В марте 1954 года, в пятом выпуске CIV/n, Леонард впервые опубликовал свои стихи. Рядом с вещами Лейтона и Дудека (членов редколлегии журнала) и других монреальских поэтов были напечатаны три произведения под именем Леонарда Нормана Коэна: «Les Vieux» («Старики»), «Folk Song» («Народная песня») и «Satan in Westmount» («Сатана в Уэстмаунте») — в последнем стихотворении имелся дьявол, который цитировал Данте и «пел обрывки суровых испанских песен»1201. На следующий год Леонард взял первый приз на литературном конкурсе имени Честера Макнотена, регулярно проводящемся в университете Макгилла. Он представил стихотворение «Sparrows’ («Воробьи») и большую вещь под названием «Thoughts of a Landsman» («Мысли ландсмана1211»), одна из четырёх частей которой, «For Wilf and His House» («Уилфу и его дому»), была в 1955 году напечатана в The Forge. Это удивительно зрелая работа, трогательная и полная эрудиции. Она начинается так:
В юности христиане рассказали мне как мы прикололи Иисуса словно прелестную бабочку к деревяшке и у картин с Голгофой я лил слёзы над бархатными ранами и хрупкими вывернутыми ступнями, а заканчивается так:
Тогда сравним мифологии.
Я выучил свой подробный вымысел о парящих крестах и ядовитых терниях и как мои отцы пригвоздили его как летучую мышь к стене сарая
чтобы он встречал осень и запоздавших голодных воронов бессмысленным предупреждающим знаком.
Лейтон начал брать Леонарда на публичные чтения стихов, и тот наслаждался шоуменством своего друга, его театральными жестами и вызывающей, горделивой манерой, а ещё сильными чувствами, которые его выступление вызывало у публики, особенно у женщин.
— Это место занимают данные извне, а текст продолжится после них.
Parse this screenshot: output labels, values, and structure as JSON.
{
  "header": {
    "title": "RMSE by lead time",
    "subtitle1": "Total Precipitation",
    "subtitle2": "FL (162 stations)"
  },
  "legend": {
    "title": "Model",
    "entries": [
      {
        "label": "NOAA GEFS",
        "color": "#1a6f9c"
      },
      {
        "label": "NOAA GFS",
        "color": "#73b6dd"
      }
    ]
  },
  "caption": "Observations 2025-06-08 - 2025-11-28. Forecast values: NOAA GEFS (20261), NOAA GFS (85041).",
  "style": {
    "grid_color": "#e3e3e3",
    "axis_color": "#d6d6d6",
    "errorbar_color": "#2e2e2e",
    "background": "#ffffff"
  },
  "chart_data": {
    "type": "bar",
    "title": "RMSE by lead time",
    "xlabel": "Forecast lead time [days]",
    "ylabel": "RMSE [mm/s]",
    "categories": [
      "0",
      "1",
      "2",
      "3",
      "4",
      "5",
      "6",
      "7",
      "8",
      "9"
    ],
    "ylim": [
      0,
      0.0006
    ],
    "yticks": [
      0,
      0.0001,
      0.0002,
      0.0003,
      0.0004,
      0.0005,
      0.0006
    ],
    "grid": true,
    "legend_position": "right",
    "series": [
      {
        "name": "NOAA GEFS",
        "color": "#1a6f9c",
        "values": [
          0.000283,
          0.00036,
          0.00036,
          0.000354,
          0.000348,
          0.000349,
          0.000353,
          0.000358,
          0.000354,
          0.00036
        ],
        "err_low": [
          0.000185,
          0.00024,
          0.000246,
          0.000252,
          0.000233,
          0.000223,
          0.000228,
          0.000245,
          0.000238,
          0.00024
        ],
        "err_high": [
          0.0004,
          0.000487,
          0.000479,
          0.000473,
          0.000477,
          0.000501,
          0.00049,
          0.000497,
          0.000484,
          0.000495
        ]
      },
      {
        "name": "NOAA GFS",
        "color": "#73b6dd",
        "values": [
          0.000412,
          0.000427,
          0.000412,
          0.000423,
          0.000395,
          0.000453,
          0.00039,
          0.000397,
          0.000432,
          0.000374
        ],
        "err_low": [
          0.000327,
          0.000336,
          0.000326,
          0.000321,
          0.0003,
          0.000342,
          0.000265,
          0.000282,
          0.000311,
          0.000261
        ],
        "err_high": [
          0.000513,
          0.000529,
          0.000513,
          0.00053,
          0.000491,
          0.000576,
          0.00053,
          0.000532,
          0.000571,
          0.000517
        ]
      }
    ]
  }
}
Летом 1955 года Лейтон привёз Леонарда на конференцию канадских писателей в Кингстоне, Онтарио, и пригласил его на сцену — прочесть собственные стихи и немного поиграть на гитаре.
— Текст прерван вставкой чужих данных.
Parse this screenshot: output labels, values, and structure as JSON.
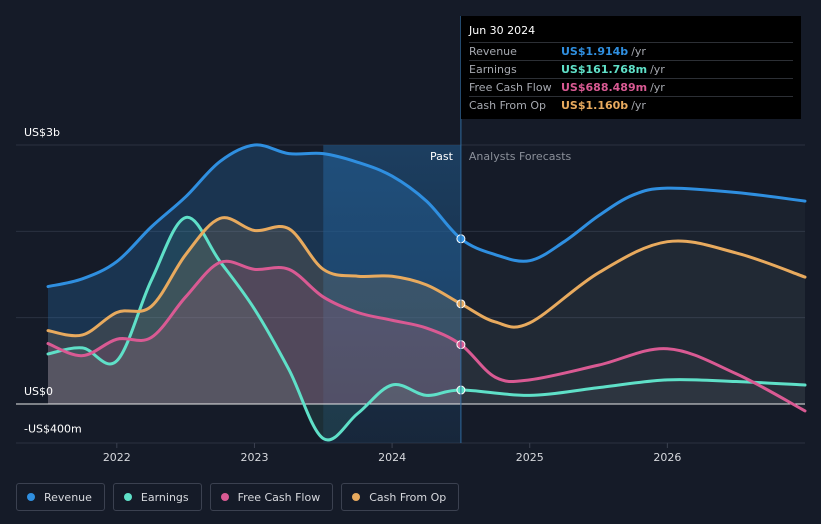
{
  "chart_data": {
    "type": "line",
    "y_unit": "US$ millions",
    "ylim": [
      -400,
      3000
    ],
    "xlim": [
      2021.5,
      2027.0
    ],
    "y_tick_labels": [
      {
        "value": 3000,
        "label": "US$3b"
      },
      {
        "value": 0,
        "label": "US$0"
      },
      {
        "value": -400,
        "label": "-US$400m"
      }
    ],
    "x_ticks": [
      {
        "value": 2022,
        "label": "2022"
      },
      {
        "value": 2023,
        "label": "2023"
      },
      {
        "value": 2024,
        "label": "2024"
      },
      {
        "value": 2025,
        "label": "2025"
      },
      {
        "value": 2026,
        "label": "2026"
      }
    ],
    "divider_x": 2024.5,
    "highlight_start_x": 2023.5,
    "past_label": "Past",
    "forecast_label": "Analysts Forecasts",
    "series": [
      {
        "key": "revenue",
        "name": "Revenue",
        "color": "#2f8fe0",
        "x": [
          2021.5,
          2021.75,
          2022.0,
          2022.25,
          2022.5,
          2022.75,
          2023.0,
          2023.25,
          2023.5,
          2023.75,
          2024.0,
          2024.25,
          2024.5,
          2024.75,
          2025.0,
          2025.25,
          2025.5,
          2025.75,
          2026.0,
          2026.5,
          2027.0
        ],
        "values": [
          1360,
          1450,
          1650,
          2050,
          2400,
          2810,
          3000,
          2900,
          2900,
          2800,
          2640,
          2350,
          1914,
          1730,
          1660,
          1880,
          2180,
          2420,
          2500,
          2450,
          2350
        ]
      },
      {
        "key": "earnings",
        "name": "Earnings",
        "color": "#5fe0c8",
        "x": [
          2021.5,
          2021.75,
          2022.0,
          2022.25,
          2022.5,
          2022.75,
          2023.0,
          2023.25,
          2023.5,
          2023.75,
          2024.0,
          2024.25,
          2024.5,
          2025.0,
          2025.5,
          2026.0,
          2026.5,
          2027.0
        ],
        "values": [
          580,
          650,
          500,
          1430,
          2160,
          1650,
          1100,
          400,
          -400,
          -110,
          220,
          100,
          162,
          100,
          190,
          280,
          260,
          220
        ]
      },
      {
        "key": "fcf",
        "name": "Free Cash Flow",
        "color": "#d95a93",
        "x": [
          2021.5,
          2021.75,
          2022.0,
          2022.25,
          2022.5,
          2022.75,
          2023.0,
          2023.25,
          2023.5,
          2023.75,
          2024.0,
          2024.25,
          2024.5,
          2024.75,
          2025.0,
          2025.5,
          2026.0,
          2026.5,
          2027.0
        ],
        "values": [
          700,
          560,
          750,
          770,
          1240,
          1640,
          1560,
          1560,
          1240,
          1060,
          970,
          880,
          688,
          310,
          280,
          450,
          640,
          350,
          -80
        ]
      },
      {
        "key": "cfo",
        "name": "Cash From Op",
        "color": "#e8aa5e",
        "x": [
          2021.5,
          2021.75,
          2022.0,
          2022.25,
          2022.5,
          2022.75,
          2023.0,
          2023.25,
          2023.5,
          2023.75,
          2024.0,
          2024.25,
          2024.5,
          2024.75,
          2025.0,
          2025.5,
          2026.0,
          2026.5,
          2027.0
        ],
        "values": [
          850,
          800,
          1060,
          1130,
          1730,
          2150,
          2010,
          2030,
          1560,
          1480,
          1480,
          1380,
          1160,
          950,
          940,
          1520,
          1880,
          1750,
          1470
        ]
      }
    ],
    "highlight_points": [
      {
        "series": "revenue",
        "x": 2024.5,
        "value": 1914
      },
      {
        "series": "earnings",
        "x": 2024.5,
        "value": 162
      },
      {
        "series": "fcf",
        "x": 2024.5,
        "value": 688
      },
      {
        "series": "cfo",
        "x": 2024.5,
        "value": 1160
      }
    ]
  },
  "tooltip": {
    "date": "Jun 30 2024",
    "rows": [
      {
        "label": "Revenue",
        "value": "US$1.914b",
        "unit": "/yr",
        "color": "#2f8fe0"
      },
      {
        "label": "Earnings",
        "value": "US$161.768m",
        "unit": "/yr",
        "color": "#5fe0c8"
      },
      {
        "label": "Free Cash Flow",
        "value": "US$688.489m",
        "unit": "/yr",
        "color": "#d95a93"
      },
      {
        "label": "Cash From Op",
        "value": "US$1.160b",
        "unit": "/yr",
        "color": "#e8aa5e"
      }
    ]
  },
  "legend": [
    {
      "label": "Revenue",
      "color": "#2f8fe0"
    },
    {
      "label": "Earnings",
      "color": "#5fe0c8"
    },
    {
      "label": "Free Cash Flow",
      "color": "#d95a93"
    },
    {
      "label": "Cash From Op",
      "color": "#e8aa5e"
    }
  ]
}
Гитара никогда не мешала Леонарду ухаживать за женщинами, а теперь он даже мог предложить им гостеприимство: вместе с Мортом они сняли старомодную квартиру с двумя гостиными в викторианском пансионе на Стэнли-стрит. «Мы там не жили, только проводили время и приглашали гостей», — вспоминает Розенгартен. Мать Леонарда была этому не очень рада, но ей было трудно не пойти ему навстречу. У них были очень близкие отношения, даже ближе, чем обычно бывает у матери и сына, тем более — у матери и сына в архетипической еврейской семье, а ведь Маша была «в высокой степени еврейкой» по оценке такого заслуживающего доверия знатока еврейства, как Уилфрид Шукат, раввин Шаар Хашомаим. После смерти Нейтана всю свою снисходительность к проступкам, придирчивость к недостаткам и беззаветную преданность она обратила на Леонарда. Она была живой, страстной женщиной, ее муж был нездоров, она была отчасти чужой в уэстмаунтском обществе — неудивительна поэтому её сосредоточенность на своём младшем ребёнке, своём единственном сыне.
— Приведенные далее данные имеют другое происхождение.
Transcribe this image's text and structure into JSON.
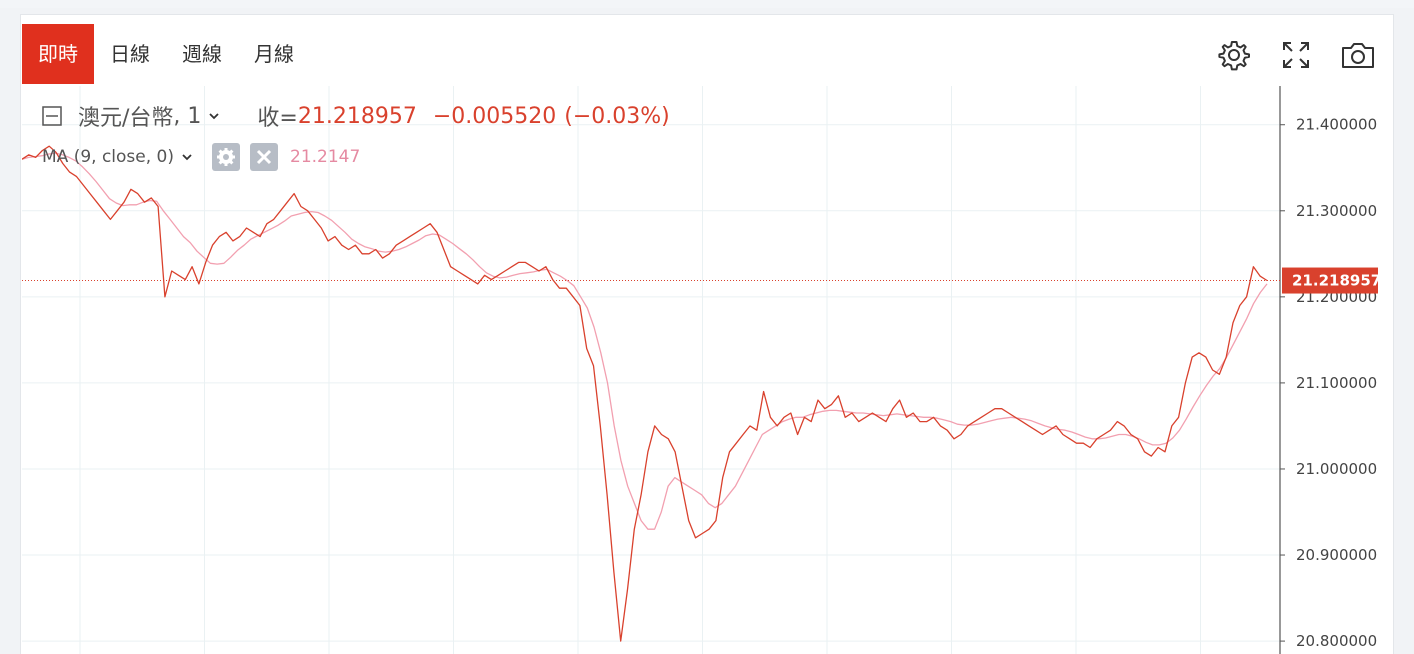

Леонард любил мать. Если она давила на него, он улыбался или отшучивался. Он научился не обращать внимания на эмоциональный шантаж и её стремление кормить его самого и его друзей в любое время дня и ночи. «Мать хорошо научила меня никогда не быть жестоким с женщинами», — писал Леонард в неопубликованном тексте 70-х годов. Ещё он научился у Маши полагаться на женскую преданность, поддержку и заботу, а если и когда она становилась чересчур навязчивой, иметь позволение уйти — пусть и не всегда окончательно, пусть и со смешанными чувствами.